Lab fires don’t happen as often as you might think, at least to hear the way organic chemists talk. We all have alarming stories of alarming reactions (often set up by some rather alarming labmates), but these things are harvested over a fairly broad range of experience. It’s a familiar enough topic that I can remember someone sitting down at lunch while we were swapping lab stories and saying “Oh, this conversation. . .”
But happen they do, and it’s always worth taking a couple of minutes to think about what you do in such a situation. That depends on the fire, of course. For starters, a small one burning out of the neck of a flask can be put out quickly just by slapping a beaker over the top of it. Never neglect that possibility, because it’s fast, effective, and (truth be told) if no one saw you do it, no one necessarily has to know that your (minor!) fire even happened.

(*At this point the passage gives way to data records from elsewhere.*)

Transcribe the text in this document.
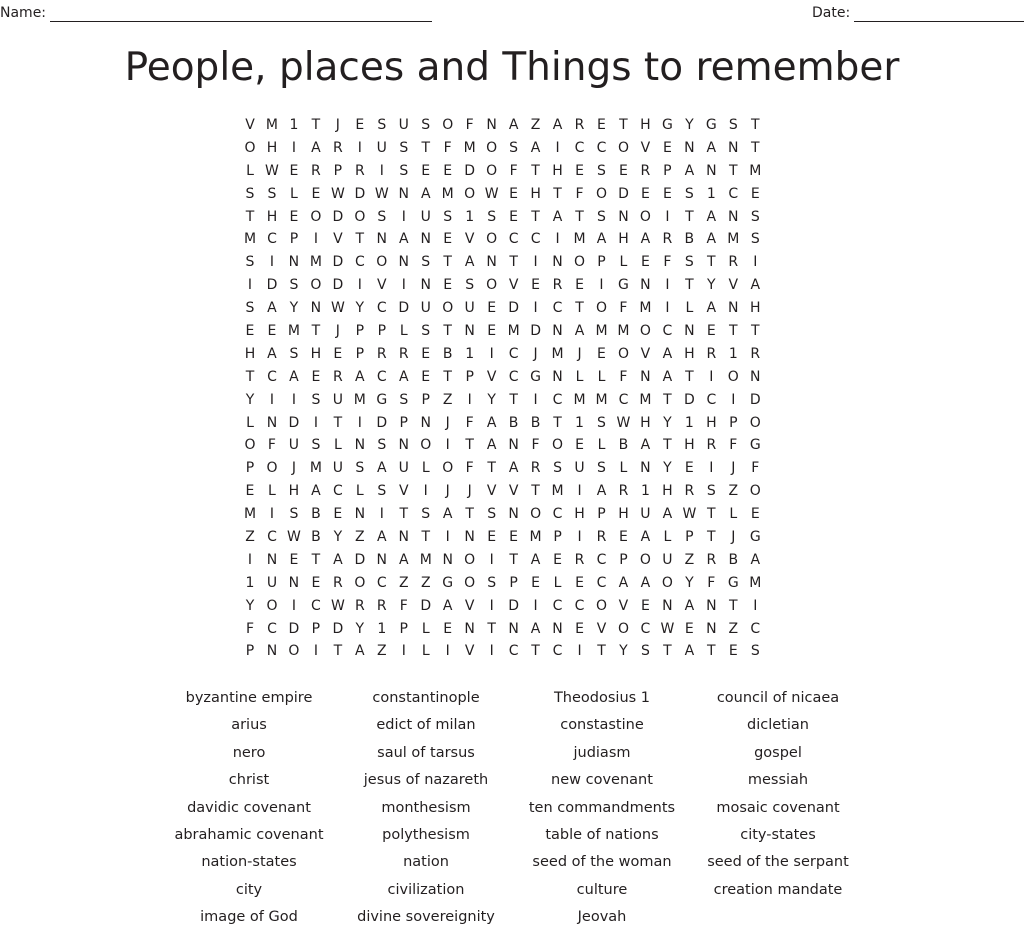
Name:	Date:
People, places and Things to remember
V M 1 T	J	E S U S O F N A Z A R E T H G Y G S T
O H	I	A R	I	U S T F M O S A	I	C C O V E N A N T
L W E R P R	I	S E E D O F T H E S E R P A N T M
S S L E W D W N A M O W E H T F O D E E S 1 C E
T H E O D O S	I	U S 1 S E T A T S N O	I	T A N S
M C P	I	V T N A N E V O C C	I M A H A R B A M S
S	I	N M D C O N S T A N T	I	N O P L E F S T R	I
I	D S O D	I	V	I	N E S O V E R E	I	G N	I	T Y V A
S A Y N W Y C D U O U E D	I	C T O F M I	L A N H
E E M T	J	P P L S T N E M D N A M M O C N E T T
H A S H E P R R E B 1	I	C	J M J	E O V A H R 1 R
T C A E R A C A E T P V C G N L	L	F N A T	I	O N
Y	I	I	S U M G S P Z	I	Y T	I	C M M C M T D C	I	D
L N D	I	T	I	D P N	J	F A B B T 1 S W H Y 1 H P O
O F U S L N S N O	I	T A N F O E L B A T H R F G
P O	J M U S A U L O F T A R S U S L N Y E	I	J	F
E L H A C L S V	I	J	J	V V T M I	A R 1 H R S Z O
M I	S B E N	I	T S A T S N O C H P H U A W T L E
Z C W B Y Z A N T	I	N E E M P	I	R E A L P T	J	G
I	N E T A D N A M N O	I	T A E R C P O U Z R B A
1 U N E R O C Z Z G O S P E L E C A A O Y F G M
Y O	I	C W R R F D A V	I	D	I	C C O V E N A N T	I
F C D P D Y 1 P L E N T N A N E V O C W E N Z C
P N O	I	T A Z	I	L	I	V	I	C T C	I	T Y S T A T E S
byzantine empire	constantinople	Theodosius 1	council of nicaea
arius	edict of milan	constastine	dicletian
nero	saul of tarsus	judiasm	gospel
christ	jesus of nazareth	new covenant	messiah
davidic covenant	monthesism	ten commandments	mosaic covenant
abrahamic covenant	polythesism	table of nations	city-states
nation-states	nation	seed of the woman	seed of the serpant
city	civilization	culture	creation mandate
image of God	divine sovereignity	Jeovah
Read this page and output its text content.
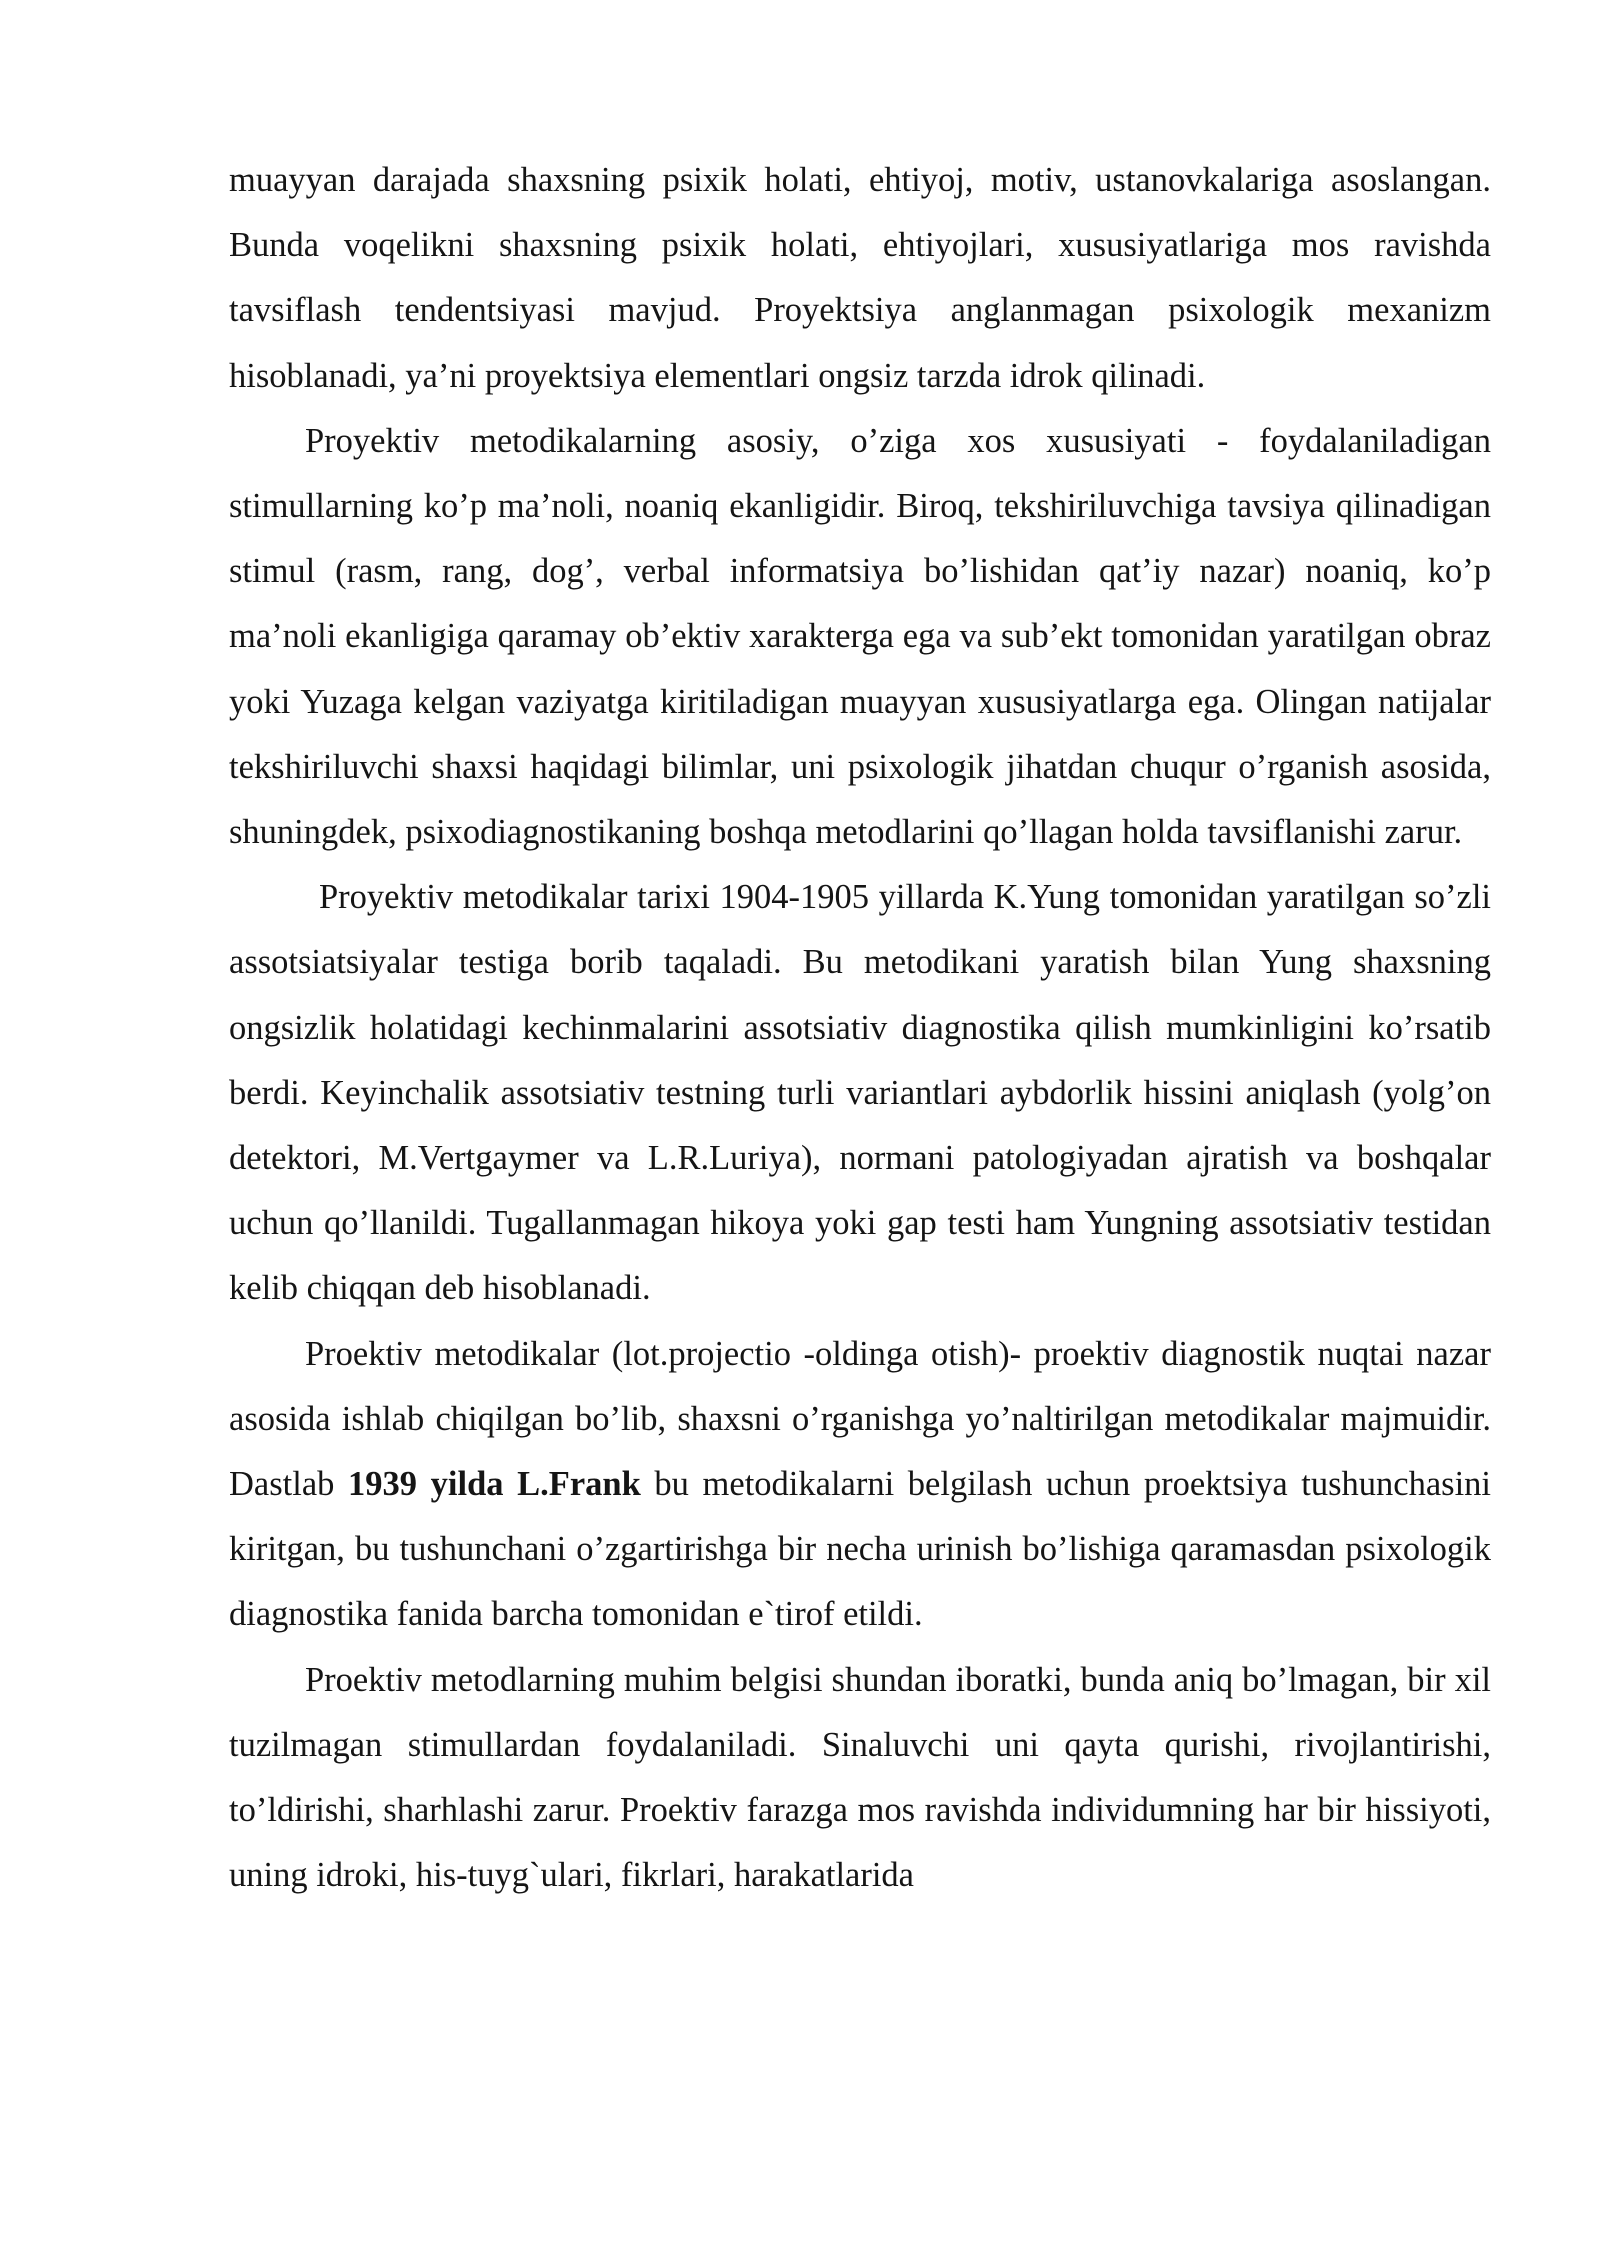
muayyan darajada shaxsning psixik holati, ehtiyoj, motiv, ustanovkalariga asoslangan. Bunda voqelikni shaxsning psixik holati, ehtiyojlari, xususiyatlariga mos ravishda tavsiflash tendentsiyasi mavjud. Proyektsiya anglanmagan psixologik mexanizm hisoblanadi, ya’ni proyektsiya elementlari ongsiz tarzda idrok qilinadi.

Proyektiv metodikalarning asosiy, o’ziga xos xususiyati - foydalaniladigan stimullarning ko’p ma’noli, noaniq ekanligidir. Biroq, tekshiriluvchiga tavsiya qilinadigan stimul (rasm, rang, dog’, verbal informatsiya bo’lishidan qat’iy nazar) noaniq, ko’p ma’noli ekanligiga qaramay ob’ektiv xarakterga ega va sub’ekt tomonidan yaratilgan obraz yoki Yuzaga kelgan vaziyatga kiritiladigan muayyan xususiyatlarga ega. Olingan natijalar tekshiriluvchi shaxsi haqidagi bilimlar, uni psixologik jihatdan chuqur o’rganish asosida, shuningdek, psixodiagnostikaning boshqa metodlarini qo’llagan holda tavsiflanishi zarur.

Proyektiv metodikalar tarixi 1904-1905 yillarda K.Yung tomonidan yaratilgan so’zli assotsiatsiyalar testiga borib taqaladi. Bu metodikani yaratish bilan Yung shaxsning ongsizlik holatidagi kechinmalarini assotsiativ diagnostika qilish mumkinligini ko’rsatib berdi. Keyinchalik assotsiativ testning turli variantlari aybdorlik hissini aniqlash (yolg’on detektori, M.Vertgaymer va L.R.Luriya), normani patologiyadan ajratish va boshqalar uchun qo’llanildi. Tugallanmagan hikoya yoki gap testi ham Yungning assotsiativ testidan kelib chiqqan deb hisoblanadi.

Proektiv metodikalar (lot.projectio -oldinga otish)- proektiv diagnostik nuqtai nazar asosida ishlab chiqilgan bo’lib, shaxsni o’rganishga yo’naltirilgan metodikalar majmuidir. Dastlab 1939 yilda L.Frank bu metodikalarni belgilash uchun proektsiya tushunchasini kiritgan, bu tushunchani o’zgartirishga bir necha urinish bo’lishiga qaramasdan psixologik diagnostika fanida barcha tomonidan e`tirof etildi.

Proektiv metodlarning muhim belgisi shundan iboratki, bunda aniq bo’lmagan, bir xil tuzilmagan stimullardan foydalaniladi. Sinaluvchi uni qayta qurishi, rivojlantirishi, to’ldirishi, sharhlashi zarur. Proektiv farazga mos ravishda individumning har bir hissiyoti, uning idroki, his-tuyg`ulari, fikrlari, harakatlarida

Larger ones aren’t going to be so easy, but there are some potential ways out of those, too. My wife had a labmate in her molecular biology department who was always setting off blazes with the ethanol she used to wipe things down with. (This person neglected to turn off the Fisher burner used for sterilizing wire loops, etc., before she started sloshing the alcohol around). A fire like that will just burn itself out if you close the hood sash and let it rip for a few seconds, as long as you’re sure that there’s no fuel source (like the wash bottle of ethanol you might have chucked in there in a moment of panic, for example).
Most chemistry hoods, though, have all too many sources of fuel in them, so you probably won’t be able to put out a blaze through benign neglect. If it comes to a fire extinguisher, make sure you already know where the nearest one is, for starters. You'd be surprised how hard it is to find one of the darn things when you really need it. And once you've found it, make sure that you know which kind you’re using. The carbon dioxide ones don’t make the horrible mess that the dry-chem ones do, which is one thing in their favor, although I think in general they’re a bit less effective. You can tell the difference immediately – the carbon dioxide ones have the big nozzle on them, while dry-chem is a short, plain hose. My lab is outfitted with the latter, which makes me wish more than ever that we never have to use them.
And if you happen to have halon extinguishers (are those still around?), make a note of that, because the technique you may have learned for using the other ones won’t work. Instead of coming in and aiming at the base of the fire, with halon you have to stand further back and let the stuff shower down on it. A colleague of mine once blew the contents of a flaming oil bath all over the lab because he hadn’t been trained in that distinction.
The safety people always tell you that if you’ve used up one extinguisher and the fire still isn’t out, to head for the door rather than reach for a second one. That’s probably good advice (although I’ve seen it disregarded), and I’d advise you to take it. Actually, I’d advise you never to have that decision to make at all, but that’s not always up to you. You may be doing nothing but adding sodium sulfate to a bunch of dichloromethane today, but who knows? The guys next door might be gearing up for Trimethylaluminum Fiesta Days. You never can tell.